About the film
Tracing the underground birth tourism industry from Beijing to Los Angeles, HOW TO HAVE AN AMERICAN BABY is a feature-length creative documentary that takes us behind the closed doors of the booming shadow economy catering to Chinese tourists who travel to the U.S. to give birth—in order to obtain U.S. citizenship for their babies.

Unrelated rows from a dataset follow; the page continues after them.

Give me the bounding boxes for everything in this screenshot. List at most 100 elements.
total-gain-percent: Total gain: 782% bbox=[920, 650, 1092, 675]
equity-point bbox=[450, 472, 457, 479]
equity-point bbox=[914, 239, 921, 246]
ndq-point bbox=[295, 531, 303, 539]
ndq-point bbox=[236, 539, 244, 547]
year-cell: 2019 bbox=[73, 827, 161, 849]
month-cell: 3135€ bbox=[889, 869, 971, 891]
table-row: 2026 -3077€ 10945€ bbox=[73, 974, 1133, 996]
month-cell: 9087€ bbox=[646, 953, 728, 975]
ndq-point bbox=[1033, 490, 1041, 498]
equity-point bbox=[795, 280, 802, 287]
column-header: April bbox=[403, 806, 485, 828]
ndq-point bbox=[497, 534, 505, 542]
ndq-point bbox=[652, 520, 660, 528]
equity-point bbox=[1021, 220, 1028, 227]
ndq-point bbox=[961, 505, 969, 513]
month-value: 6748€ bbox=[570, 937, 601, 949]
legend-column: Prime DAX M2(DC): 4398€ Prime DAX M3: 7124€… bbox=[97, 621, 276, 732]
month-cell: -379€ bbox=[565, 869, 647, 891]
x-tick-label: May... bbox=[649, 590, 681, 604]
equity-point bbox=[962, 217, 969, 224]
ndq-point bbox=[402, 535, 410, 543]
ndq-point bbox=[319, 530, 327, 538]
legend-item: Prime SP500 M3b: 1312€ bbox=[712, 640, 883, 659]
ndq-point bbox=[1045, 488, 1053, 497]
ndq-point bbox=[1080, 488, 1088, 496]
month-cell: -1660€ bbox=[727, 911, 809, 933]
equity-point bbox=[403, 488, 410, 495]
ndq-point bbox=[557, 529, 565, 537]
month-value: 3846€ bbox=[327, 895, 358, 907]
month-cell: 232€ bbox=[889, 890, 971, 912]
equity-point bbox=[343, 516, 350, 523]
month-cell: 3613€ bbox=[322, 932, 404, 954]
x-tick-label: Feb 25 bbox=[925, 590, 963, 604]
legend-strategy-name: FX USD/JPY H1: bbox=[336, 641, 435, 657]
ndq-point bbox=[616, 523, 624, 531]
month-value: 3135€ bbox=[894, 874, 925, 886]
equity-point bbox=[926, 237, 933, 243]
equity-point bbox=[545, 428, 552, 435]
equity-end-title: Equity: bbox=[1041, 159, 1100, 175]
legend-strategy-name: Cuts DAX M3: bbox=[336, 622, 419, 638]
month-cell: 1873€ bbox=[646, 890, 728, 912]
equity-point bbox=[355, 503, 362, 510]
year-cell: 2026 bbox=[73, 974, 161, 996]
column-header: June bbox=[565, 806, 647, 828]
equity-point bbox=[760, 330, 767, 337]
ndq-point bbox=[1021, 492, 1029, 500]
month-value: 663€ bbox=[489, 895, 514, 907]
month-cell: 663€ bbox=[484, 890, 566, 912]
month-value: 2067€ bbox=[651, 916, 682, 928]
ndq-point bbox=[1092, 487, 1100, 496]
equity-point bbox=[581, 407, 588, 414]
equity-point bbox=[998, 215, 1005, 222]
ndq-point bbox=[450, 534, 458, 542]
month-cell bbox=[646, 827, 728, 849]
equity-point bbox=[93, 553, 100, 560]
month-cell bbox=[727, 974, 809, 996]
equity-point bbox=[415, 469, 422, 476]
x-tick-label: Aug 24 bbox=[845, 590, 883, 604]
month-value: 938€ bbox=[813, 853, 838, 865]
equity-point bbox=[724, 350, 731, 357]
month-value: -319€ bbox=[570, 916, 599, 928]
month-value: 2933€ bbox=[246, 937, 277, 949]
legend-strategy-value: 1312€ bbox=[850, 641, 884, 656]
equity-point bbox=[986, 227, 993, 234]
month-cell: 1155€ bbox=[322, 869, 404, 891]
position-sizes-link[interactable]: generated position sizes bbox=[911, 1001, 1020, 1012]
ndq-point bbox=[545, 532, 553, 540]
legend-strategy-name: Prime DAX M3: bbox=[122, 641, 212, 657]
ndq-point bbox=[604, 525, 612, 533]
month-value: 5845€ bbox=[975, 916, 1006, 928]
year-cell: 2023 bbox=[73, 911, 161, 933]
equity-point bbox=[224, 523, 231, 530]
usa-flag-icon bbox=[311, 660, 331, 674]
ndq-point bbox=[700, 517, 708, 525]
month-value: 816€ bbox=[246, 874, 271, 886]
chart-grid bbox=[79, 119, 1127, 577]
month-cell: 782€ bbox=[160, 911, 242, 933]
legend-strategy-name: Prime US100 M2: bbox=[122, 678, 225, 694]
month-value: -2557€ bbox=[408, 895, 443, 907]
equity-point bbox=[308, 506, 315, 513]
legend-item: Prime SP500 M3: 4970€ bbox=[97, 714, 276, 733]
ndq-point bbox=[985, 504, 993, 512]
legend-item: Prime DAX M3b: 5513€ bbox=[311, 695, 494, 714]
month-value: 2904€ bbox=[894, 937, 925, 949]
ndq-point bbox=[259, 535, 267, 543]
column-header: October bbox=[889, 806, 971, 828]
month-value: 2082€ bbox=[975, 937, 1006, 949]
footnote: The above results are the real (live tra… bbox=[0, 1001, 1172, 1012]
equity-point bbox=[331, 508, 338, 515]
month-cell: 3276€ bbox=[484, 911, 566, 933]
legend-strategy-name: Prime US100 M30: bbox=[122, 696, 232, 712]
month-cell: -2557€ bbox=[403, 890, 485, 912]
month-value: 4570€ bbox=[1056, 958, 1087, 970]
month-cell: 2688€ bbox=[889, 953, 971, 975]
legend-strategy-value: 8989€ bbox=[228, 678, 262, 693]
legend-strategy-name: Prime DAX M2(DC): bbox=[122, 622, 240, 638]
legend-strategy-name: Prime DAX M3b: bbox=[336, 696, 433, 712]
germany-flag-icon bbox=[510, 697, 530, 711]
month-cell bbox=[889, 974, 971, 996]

Told through a series of intimately observed, interwoven storylines, we meet expectant mothers, maternity hotel operators and operator wannabes, local doctors and civic officials, birth tourism agents in China, and the nannies, cooks, and chauffeurs that fuel this industry. Inside bedrooms, delivery rooms, and private family meetings, the story of a hidden global economy emerges – depicting the aspirations and anxieties, fortunes and tragedies that befall the ordinary people caught in the web of its influence.
Director’s Statement
In September 2014, I spent several weeks with my co-producer Chocho in a Los Angeles maternity hotel. She had recently given birth to a baby boy and was renting out a room in a six-bedroom house in Rowland Heights. What appeared like a regular single family home from the outside, was in fact, operating as a Chinese maternity hotel. Inside were four families from China, their nannies, cooks, and babies—all living under one roof—brought together by the quest to have an American baby. It was a microcosm and an allegory for the U.S. and China. China’s unprecedented economic growth had sprouted an urban class that could afford to travel and give birth in a completely foreign land and navigate the U.S. healthcare system with nothing but cash and the mercy of their maternity hotel operators—in order to obtain the “benefits of U.S. citizenship.” And this underground economy had all but taken over the Chinese ethnic enclaves of Southern California. This was the epitome of American capitalism and the irony of the Chinese brand of American capitalism was all too clear. Chocho was my key into this otherworld that was hidden in plain sight in the sleepy suburbs of Southern California.
Strolling through her hilltop neighborhood at dusk, Chocho pointed out house after house—each as nondescript as the next—that were operating as “maternity hotels.” I was immediately transfixed by the image of hundreds of Chinese women on this one hilltop alone, busy incubating their own fates and the fates of their American babies—out of sight and behind closed doors. What kind of messy lives were happening behind the façade of the all-American suburban dream: palm trees, hilltop views, swimming pools? In that instant, I knew the film would demand an unconventional narrative approach:
This film is about lives unfolding simultaneously in a complex world. Through long, observational takes on an anamorphic lens, I developed a style marked by a quiet, detached, but empathetic gaze—so close that it feels fictional— providing windows into the raw, intimate, and fleeting moments of emotional truth as each character moves toward his or her goal. Though the scenes are seemingly unrelated, I seek to embed clues about the larger question of how the industry operates within the context of these character’s goals and motivations. Story and context are revealed through clues embedded in dialogue, landscape, a gesture, a glance. The experience is immersive and poetic — not literal.
Told through vignettes, the experience of watching the film is like wandering the labyrinthine hallways of an Asian karaoke palace. We peer into the self-contained worlds or “slices of life” of perfect strangers, placed side by side—brought together by their own, Chinese twist on the American dream. Like ships passing in the night, they are caught in an invisible web of relations that only the audience perceives.
In this film, I am interested in observing the private moments of people whose motivations and worldview are outwardly at odds with one another—placing them side by side, in conversation with one another. My goal is to expand and to complicate our notions of human intentions; to draw the audience into the subjective experiences of the protagonists in ways that are disturbing, emotional, and unexpected. Behind closed doors, a cross-section of society incubates their destinies and desires. And the story of a hidden global economy emerges through the sum of its parts.